The Graph Analyser can be used with any of the programming models described above. It is available for Ubuntu, Windows and macOS. Full documentation is available as context-sensitive help.

You can read a more detailed overview of the Graph Analyser features in our blog post.

6. Installing the Poplar SDK

6.1. Requirements

To use the Poplar software you will need suitable hardware, such as the DELL EMC DSS8440 IPU Server, or access to a cloud-based service that supports IPUs, such as Microsoft’s Azure.

The Poplar SDK is available for Ubuntu 18.04 or CentOS 7.6.

The tools require Python 3.6 to be installed. Other packages required by TensorFlow will be automatically installed when you install TensorFlow. We recommend running TensorFlow in a Python virtual environment.

TensorFlow requires a processor that supports the AVX-512 instruction set extensions (Skylake, or later).

The SDK also includes a software model of the IPU so it is possible to develop and test your code even when IPU hardware is not available.

6.2. Downloads

The Poplar SDK and the PopVision analysis tools can be downloaded from the Graphcore software download portal. Full documentation is included in the package and on the Graphcore developer site.

You will need a support account to access the software download portal.

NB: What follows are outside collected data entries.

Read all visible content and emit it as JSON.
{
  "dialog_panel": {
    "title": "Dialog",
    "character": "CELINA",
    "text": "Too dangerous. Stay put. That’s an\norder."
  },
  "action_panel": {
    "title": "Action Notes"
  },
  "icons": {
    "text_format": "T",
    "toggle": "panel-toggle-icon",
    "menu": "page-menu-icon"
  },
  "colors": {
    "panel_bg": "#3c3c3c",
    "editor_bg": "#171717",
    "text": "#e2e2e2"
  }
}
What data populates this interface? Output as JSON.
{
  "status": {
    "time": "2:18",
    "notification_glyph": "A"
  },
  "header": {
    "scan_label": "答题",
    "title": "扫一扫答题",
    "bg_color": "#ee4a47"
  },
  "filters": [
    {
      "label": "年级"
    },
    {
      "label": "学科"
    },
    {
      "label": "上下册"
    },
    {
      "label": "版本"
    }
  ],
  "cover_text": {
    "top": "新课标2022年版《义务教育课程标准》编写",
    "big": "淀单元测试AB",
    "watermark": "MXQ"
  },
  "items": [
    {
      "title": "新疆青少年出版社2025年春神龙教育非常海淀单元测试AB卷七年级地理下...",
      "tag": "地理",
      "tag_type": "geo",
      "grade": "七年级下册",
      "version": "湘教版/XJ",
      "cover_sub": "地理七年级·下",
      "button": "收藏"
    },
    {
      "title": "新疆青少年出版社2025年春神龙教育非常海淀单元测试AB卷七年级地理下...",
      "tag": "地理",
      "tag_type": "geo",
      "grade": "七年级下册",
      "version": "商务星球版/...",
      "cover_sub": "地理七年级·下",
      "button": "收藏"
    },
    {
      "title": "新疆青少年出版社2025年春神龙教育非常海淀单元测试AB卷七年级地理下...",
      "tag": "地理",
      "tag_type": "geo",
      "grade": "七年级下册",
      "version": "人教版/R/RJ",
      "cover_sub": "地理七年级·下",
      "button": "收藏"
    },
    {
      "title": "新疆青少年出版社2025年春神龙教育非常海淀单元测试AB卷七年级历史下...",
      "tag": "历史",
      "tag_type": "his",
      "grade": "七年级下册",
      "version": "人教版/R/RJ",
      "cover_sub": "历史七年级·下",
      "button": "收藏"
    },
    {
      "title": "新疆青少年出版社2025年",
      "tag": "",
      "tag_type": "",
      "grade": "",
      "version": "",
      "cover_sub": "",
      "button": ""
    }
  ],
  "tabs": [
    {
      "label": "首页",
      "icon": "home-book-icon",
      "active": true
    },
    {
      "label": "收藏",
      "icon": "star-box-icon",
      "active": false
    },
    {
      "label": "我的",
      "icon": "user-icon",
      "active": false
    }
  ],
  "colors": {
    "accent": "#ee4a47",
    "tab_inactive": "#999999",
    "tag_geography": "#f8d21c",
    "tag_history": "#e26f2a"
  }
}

Note that, on some cloud-based systems, each user sees a “clean” virtual machine and so you may need to install all the necessary software, including the IPU device drivers. See the Getting Started guide for your IPU system for information on checking what software is installed and the full installation instructions.

You can also download pre-configured Docker containers. These provide Poplar SDK images ready for deployment. The following Docker containers are available:

  • Tools: contains the necessary tools to interact with IPU devices.

  • Poplar: contains Poplar, PopART and tools to interact with IPU devices.

  • TensorFlow 1: contains everything in Poplar, with TensorFlow 1 pre-installed.

  • TensorFlow 2: contains everything in Poplar, with TensorFlow 2 pre-installed.

6.3. Contents of the SDK

The installed SDK contains the following components:

  • Device drivers and command line tools for managing the IPU hardware. See the IPU Command Line Tools document for details.

  • The Poplar and PopLibs libraries.

  • PopART with support for ONNX graphs.

  • Python wheel files for installing TensorFlow 1 and 2.

  • Documentation.

7. Support

Support is available from the Graphcore customer engineering team via the Graphcore support portal.

Graphcore maintains a GitHub repository at https://github.com/graphcore/examples, which contains:

  • TensorFlow and PopART versions of commonly used machine learning models, including CNNs such as ResNet and ResNeXt, LSTMs, and sequence modelling for both training and inference

  • Tutorials

  • Example programs

You can use the tags “ipu”, “poplar” and “popart” when asking questions or looking for answers on StackOverflow.